At the same time, the UPDF force deployed in the CAR in pursuit of the LRA had began to run into problems of its own. Primary among these was a wave of infighting among the leadership, which eventually resulted in the force commander, Colonel Emmanuel Rwashande, being replaced. In addition, the Ugandan government decided to withdraw 1000 of the 7000-strong force, and to redeploy these men to Karamoja in North-western Uganda. Further drawdowns are also likely as President Museveni seeks to bolster security back home ahead of the next February's presidential elections.

Thus, by September of this year, the LRA had become significantly emboldened that they appear to have made contact with the Khartoum controlled Sudanese Armed Forces (SAF). The LRA was formerly equipped by the SAF throughout its long-running insurgency in Northern Uganda. If these reports are true, it would suggest that LRA leaders are confident that they may once again prove useful to the Khartoum regime - especially if, as expected, the forthcoming referendum in Sudan results in a further round of conflict between the SAF and the SPLA.

Last week's report that Kony himself has now moved to Darfur might also point to this Khartoum connection. So too would recent reports that the LRA are also now forging an alliance with another CAR militia, the Union of Democratic Forces for Unity (UFDR) - another longtime proxy of Khartoum. Certainly, if the LRA and the UFDR were to join forces, then it would bode ill for UPDF troops in the CAR, especially given the wealth of fighting experience, and sophisticated weaponry, upon which the UFDR can draw.

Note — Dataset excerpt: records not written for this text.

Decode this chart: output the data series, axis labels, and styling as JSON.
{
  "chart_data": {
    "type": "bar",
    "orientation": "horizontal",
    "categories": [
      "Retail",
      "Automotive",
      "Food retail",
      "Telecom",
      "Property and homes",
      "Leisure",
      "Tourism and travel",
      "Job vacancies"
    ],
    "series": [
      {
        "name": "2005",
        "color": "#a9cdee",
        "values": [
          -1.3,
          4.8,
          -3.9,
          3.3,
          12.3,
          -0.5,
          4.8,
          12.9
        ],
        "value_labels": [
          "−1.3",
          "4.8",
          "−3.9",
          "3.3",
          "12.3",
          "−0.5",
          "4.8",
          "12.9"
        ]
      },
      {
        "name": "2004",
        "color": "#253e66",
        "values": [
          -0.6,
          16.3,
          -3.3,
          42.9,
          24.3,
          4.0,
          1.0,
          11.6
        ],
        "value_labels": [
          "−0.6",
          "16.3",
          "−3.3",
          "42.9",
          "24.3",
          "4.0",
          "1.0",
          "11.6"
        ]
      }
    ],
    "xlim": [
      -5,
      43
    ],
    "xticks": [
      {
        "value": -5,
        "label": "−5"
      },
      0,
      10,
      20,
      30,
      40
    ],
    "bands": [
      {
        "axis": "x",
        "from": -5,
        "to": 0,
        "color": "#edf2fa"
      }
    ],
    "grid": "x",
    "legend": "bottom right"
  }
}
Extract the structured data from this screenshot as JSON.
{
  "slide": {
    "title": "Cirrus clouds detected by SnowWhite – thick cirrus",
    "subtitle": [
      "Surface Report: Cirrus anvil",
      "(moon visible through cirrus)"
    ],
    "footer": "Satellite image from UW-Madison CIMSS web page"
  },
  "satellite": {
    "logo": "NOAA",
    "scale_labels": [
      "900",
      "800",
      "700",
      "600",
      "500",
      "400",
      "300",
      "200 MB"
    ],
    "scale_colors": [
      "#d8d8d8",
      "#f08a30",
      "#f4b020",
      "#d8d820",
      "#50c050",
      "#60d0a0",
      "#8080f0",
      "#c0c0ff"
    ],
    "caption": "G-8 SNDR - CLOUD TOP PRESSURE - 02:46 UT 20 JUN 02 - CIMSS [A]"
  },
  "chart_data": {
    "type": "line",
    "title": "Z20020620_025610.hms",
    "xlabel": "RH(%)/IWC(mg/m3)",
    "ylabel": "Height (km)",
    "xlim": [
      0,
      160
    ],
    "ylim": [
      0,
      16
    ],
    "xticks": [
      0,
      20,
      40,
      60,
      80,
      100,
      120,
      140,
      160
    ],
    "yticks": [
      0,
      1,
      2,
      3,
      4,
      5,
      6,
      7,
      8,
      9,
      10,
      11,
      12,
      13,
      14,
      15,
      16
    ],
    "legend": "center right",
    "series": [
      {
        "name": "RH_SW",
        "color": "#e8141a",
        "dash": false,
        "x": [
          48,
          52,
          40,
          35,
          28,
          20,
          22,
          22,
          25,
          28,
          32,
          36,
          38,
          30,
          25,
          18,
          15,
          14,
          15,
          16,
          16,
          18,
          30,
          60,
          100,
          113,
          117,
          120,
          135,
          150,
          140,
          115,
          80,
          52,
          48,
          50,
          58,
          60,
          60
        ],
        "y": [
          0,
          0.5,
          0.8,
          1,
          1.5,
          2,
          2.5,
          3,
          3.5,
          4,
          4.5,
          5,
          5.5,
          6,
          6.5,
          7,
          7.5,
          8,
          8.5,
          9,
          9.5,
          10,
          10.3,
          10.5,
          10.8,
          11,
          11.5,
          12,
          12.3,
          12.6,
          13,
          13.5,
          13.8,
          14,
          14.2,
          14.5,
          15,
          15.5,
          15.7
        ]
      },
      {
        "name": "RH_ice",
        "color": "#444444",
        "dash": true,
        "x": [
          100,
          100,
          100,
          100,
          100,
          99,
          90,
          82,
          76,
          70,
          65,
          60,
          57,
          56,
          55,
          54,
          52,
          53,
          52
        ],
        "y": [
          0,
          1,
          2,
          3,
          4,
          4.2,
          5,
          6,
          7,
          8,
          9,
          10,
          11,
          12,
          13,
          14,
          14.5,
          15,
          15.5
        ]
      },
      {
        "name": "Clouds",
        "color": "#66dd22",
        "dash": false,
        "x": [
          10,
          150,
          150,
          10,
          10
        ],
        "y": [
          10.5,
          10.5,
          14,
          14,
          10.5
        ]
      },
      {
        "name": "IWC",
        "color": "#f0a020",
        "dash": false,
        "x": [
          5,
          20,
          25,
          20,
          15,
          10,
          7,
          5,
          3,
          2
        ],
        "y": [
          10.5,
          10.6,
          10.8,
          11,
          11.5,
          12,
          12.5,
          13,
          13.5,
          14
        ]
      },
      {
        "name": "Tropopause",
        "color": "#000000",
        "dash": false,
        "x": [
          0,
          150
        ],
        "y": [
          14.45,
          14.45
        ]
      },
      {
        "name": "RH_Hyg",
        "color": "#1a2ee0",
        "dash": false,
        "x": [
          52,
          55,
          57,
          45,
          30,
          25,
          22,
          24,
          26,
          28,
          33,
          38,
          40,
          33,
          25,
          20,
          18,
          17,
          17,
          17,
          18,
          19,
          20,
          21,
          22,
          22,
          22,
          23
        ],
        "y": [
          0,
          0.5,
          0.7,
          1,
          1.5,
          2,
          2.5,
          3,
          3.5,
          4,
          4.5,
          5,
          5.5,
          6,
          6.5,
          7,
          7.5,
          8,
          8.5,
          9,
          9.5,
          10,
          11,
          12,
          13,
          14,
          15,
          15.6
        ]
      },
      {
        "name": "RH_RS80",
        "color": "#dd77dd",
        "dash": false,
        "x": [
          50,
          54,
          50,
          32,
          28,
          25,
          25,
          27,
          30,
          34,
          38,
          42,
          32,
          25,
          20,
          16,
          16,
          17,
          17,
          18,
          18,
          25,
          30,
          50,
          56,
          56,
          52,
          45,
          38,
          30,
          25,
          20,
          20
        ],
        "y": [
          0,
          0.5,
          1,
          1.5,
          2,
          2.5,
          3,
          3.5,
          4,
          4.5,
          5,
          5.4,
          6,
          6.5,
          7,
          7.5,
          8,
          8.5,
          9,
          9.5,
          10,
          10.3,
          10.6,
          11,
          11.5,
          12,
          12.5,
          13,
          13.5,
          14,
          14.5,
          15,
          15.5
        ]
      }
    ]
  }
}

I was recently at a conference at which I heard, in a paper given by a European government official, that the LRA insurgency was now on the wane and that, following the passing of the recent anti-LRA bill by the US Congress (in May this year), that the group should now on the brink of a final defeat. I hope that he's right, of course. However, the first time I was told that the LRA were on the brink of defeat was in 1997.